Who's the last guy? Nobody could melt down in the 5th inning like Tim Redding. You could throw Scott "Untouchable for even the two-time reigning Cy Young Award Winner" Elarton into the mix too. Edit to also say... if even one of these guys becomes Oswalt, I'll call it a win and be done with it.
Pretty good system overview that goes 50 prospects deep: https://www.prospects1500.com/top-50-lists/houston-astros-2019-top-50-prospects/
Brandon Bielak and Brandon Bailey Season Stats: (A+/AA): 7-8, 2.23 ERA, 25 G, 17 S, 117.0 IP, 131 K, 39 BB, 10.08 K/9, 1.15 WHIP Season Stats: (A+/AA): 6-8, 2.80 ERA, 25 G, 17 S, 122.1 IP, 136 K, 52 BB, 10.01 K/9, 1.16 WHIP Besides the 2 years age difference, they were basically the same person last season.
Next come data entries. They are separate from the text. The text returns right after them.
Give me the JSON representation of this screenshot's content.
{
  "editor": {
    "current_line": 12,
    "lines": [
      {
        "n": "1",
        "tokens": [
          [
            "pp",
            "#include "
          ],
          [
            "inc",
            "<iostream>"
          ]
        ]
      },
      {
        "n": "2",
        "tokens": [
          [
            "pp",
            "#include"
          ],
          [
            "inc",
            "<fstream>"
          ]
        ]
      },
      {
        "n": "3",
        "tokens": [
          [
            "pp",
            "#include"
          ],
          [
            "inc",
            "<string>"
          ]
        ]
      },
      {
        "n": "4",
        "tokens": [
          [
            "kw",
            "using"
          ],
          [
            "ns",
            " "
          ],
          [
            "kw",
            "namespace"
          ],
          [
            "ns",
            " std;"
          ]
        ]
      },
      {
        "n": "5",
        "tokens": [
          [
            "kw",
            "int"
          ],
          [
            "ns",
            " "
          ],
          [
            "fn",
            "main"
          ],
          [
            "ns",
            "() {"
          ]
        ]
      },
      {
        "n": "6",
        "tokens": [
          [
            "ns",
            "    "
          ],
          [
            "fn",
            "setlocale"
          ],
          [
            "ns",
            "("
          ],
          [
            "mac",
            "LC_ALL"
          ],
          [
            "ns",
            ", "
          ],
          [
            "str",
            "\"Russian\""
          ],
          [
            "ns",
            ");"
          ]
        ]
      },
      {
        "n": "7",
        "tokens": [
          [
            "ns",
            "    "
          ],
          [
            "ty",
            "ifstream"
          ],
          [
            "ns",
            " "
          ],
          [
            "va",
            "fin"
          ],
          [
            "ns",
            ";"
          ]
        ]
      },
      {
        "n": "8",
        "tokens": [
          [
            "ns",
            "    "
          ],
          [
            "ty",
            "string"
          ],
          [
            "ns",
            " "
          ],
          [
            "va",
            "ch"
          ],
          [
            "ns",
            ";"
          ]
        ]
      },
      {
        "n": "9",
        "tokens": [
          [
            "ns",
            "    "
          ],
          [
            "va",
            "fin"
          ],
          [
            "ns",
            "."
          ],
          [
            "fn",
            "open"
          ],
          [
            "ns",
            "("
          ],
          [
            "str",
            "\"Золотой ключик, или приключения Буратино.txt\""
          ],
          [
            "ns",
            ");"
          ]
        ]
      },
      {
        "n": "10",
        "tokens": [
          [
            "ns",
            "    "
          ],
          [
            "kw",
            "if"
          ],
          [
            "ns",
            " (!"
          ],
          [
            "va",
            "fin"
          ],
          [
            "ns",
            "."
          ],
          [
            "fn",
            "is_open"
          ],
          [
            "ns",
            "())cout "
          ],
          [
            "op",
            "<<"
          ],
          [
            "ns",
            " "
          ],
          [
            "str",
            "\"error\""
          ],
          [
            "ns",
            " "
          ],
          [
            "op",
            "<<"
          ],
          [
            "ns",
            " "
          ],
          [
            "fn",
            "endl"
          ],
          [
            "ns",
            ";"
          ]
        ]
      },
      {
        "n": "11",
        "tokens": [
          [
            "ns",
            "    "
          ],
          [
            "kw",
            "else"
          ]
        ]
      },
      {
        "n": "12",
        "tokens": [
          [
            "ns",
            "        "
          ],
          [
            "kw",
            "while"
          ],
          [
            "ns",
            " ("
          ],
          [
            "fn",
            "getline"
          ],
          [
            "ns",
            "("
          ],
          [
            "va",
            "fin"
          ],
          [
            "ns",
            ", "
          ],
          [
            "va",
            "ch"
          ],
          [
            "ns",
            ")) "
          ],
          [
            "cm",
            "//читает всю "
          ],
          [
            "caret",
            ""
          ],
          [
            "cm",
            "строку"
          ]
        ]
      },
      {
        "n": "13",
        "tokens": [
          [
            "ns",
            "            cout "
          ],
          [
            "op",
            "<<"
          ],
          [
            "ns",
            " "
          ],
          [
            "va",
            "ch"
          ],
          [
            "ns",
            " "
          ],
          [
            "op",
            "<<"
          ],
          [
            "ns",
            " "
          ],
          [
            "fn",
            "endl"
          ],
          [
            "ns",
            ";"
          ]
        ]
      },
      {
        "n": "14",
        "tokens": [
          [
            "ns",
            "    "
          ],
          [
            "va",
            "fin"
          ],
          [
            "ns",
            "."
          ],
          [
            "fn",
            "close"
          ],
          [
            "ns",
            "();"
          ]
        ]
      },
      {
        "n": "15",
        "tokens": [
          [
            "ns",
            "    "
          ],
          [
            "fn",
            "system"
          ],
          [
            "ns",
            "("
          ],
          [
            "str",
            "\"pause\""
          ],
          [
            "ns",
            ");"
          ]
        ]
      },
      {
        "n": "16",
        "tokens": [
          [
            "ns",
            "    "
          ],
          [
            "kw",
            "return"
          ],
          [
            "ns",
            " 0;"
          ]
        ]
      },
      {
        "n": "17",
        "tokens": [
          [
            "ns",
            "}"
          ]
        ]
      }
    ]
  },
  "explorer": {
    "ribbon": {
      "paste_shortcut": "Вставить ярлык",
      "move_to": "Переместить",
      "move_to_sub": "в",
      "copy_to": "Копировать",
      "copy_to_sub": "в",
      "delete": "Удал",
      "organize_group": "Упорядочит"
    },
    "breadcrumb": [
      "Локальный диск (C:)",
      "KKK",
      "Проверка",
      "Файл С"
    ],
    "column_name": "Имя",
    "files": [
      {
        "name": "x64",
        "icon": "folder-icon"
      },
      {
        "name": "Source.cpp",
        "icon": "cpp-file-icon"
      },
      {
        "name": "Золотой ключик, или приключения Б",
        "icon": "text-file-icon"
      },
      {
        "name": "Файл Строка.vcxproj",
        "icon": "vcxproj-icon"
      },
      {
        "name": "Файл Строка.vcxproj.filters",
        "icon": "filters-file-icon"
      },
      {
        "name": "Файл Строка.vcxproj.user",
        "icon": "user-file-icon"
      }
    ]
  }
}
Looking at the pitching depth in the org, there is a serious logjam. There are probably 30+ pitchers who (if following a normal development track) would be assigned to full season A ball (QC), and that doesn’t include high ceiling arms who could justifiably be rushed (Jaquez, Ramirez, Torres, Schroeder, etc.). They are going to start running into situations where draftees from the top 20 rounds aren’t even given a full season before being released. The position player side is much more reasonable; there’s a few extra outfielders, but not so many that trades, injuries, and slowing guys down a bit won’t allow them to avoid releasing good prospects. But the pitching side is just crazy right now.
Obviously, this is by design. The hopefully sustainable ML pipeline. Improve the cream by cutting the fat early. If your going to tilt your drafting, tipping to the pitching side sounds like good strategy. Especially a team that has major blocking components (players) on the infield.
Hey, I can fully admit that I enjoy the AL much more than I thought I would and think that MLB should implement the DH across the league. It's dumb to be playing with 2 sets of rules and it's even dumber that people want to watch pitchers hit.